Sharply higher pork values support hog futures
At the Chicago Mercantile Exchange, live cattle closed higher and feeder cattle were mixed ahead of the bulk of the week’s direct business. December live cattle closed $.47 higher at $108.35 and February live cattle closed $.67 higher at $111.45. November feeder cattle closed $.12 lower at $137.57 and January feeder cattle closed $.25 higher at $135.40.
Another light to moderate day for direct cash cattle trade. There was light to moderate business across all areas. A light live trade in the South was marked at $107. The moderate dressed business in the North had a full range of $163 to $167. All of which are about steady with the week’s previous business.
At the Mitchell Livestock Auction in South Dakota, compared to last week steers up to 500 pounds had a higher undertone. Steers 500 to 800 pounds had an unevenly steady undertone noted. Heifers up to 800 pounds were unevenly steady and heifers 800 to 1000 pounds were steady to $3 higher. There was a higher undertone on heifers over 1000 pounds. The USDA says demand was good and many load lots in the days offering. Receipts were down on the week and the year. Feeder supply included 34 percent steers and 91 percnet of the offering was over 600 pounds. Medium and Large 1 feeder steers 770 to 792 pounds brought $145.25 to $150 and feeder heifers 800 to 823 pounds brought $142.85 to $146.50. Medium and Large 1 feeder heifers 802 to 849 pounds brought $129.25 to $133.25 and feeder heifers 914 to 947 pounds brought $124.25 to $126.
Boxed beef closed sharply higher on good demand for moderate offerings. Choice closed $2.36 higher at $212.55 and Select closed $1.92 higher at $197.97. Estimated cattle slaughter is 120,000 head – up 10,000 on the week and even on the year.

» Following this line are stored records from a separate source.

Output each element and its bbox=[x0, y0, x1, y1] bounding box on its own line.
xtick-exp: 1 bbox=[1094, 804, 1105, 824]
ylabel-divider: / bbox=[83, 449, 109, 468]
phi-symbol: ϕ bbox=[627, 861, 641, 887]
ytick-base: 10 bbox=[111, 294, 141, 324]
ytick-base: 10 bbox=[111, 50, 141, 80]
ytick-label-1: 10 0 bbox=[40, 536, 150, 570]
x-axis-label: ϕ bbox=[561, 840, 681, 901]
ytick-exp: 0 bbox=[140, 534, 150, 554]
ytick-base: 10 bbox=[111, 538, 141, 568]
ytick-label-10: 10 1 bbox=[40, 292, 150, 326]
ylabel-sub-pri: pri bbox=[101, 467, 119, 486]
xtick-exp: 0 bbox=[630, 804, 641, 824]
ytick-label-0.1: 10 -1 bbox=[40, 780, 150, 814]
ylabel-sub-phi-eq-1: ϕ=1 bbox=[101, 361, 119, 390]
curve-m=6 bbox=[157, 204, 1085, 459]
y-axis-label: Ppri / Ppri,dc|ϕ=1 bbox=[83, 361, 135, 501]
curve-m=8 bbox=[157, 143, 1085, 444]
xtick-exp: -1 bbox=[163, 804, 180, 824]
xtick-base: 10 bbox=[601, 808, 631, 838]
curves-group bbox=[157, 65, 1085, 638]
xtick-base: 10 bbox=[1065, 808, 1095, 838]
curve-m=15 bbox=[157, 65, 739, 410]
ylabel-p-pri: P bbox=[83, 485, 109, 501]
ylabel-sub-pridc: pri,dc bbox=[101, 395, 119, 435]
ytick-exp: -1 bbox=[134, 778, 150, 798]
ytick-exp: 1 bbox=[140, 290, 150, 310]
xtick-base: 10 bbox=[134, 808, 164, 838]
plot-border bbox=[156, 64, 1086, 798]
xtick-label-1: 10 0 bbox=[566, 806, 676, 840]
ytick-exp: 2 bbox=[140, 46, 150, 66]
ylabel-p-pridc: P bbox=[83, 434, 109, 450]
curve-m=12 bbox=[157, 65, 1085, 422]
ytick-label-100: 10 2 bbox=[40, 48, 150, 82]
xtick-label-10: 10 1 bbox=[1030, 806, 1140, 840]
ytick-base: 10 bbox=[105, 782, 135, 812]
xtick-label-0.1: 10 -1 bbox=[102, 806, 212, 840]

Lean hog futures were supported by the sharply higher wholesale values and the broader markets. December lean hogs closed $1.07 higher at $67.42 and February lean hogs closed $1.47 higher at $68.47.
Cash hogs closed weak to lower with a moderate negotiated run. The industry has kept a close eye on the supply and demand situation. Demand for US pork is expected to remain strong both globally and domestically, and that’s supportive to prices. However, the availability of market-ready hogs is more than ample and processors are continuing to push daily slaughter totals higher. That’s adding more pork to an already saturated market. One benefit of those higher slaughter runs is it’s helping to keep the supply chain moving which should help to move through some of the backlog of hogs in the production system that still lingers from the COVID-19-related slowdowns and shutdowns. Barrows and gilts at the National Daily Direct closed $.29 lower with a base range of $56 to $64 for a weighted average of $61.28; the Iowa/Minnesota closed $1.41 lower with a weighted average of $60.92; the Western Corn Belt closed $1.53 lower with a weighted average of $60.77. The Eastern Corn Belt was not reported due to confidentiality.
Butcher hog prices at the Midwest cash markets are steady at $40. At Illinois, slaughter sow prices were firm with good demand for moderate offerings at $26 to $40. Barrow and gilt prices were steady with good demand for moderate to heavy offerings at $37 to $42. Boars ranged from $5 to $8.
Pork values closed sharply higher – up $3.97 at $86.38. Hams closed more than $10 higher. Bellies and loins were also sharply higher. Picnics closed higher. Butts were steady and ribs were sharply lower. Estimated hog slaughter is 490,000 head – up 7,000 on the week and down 5,000 on the year.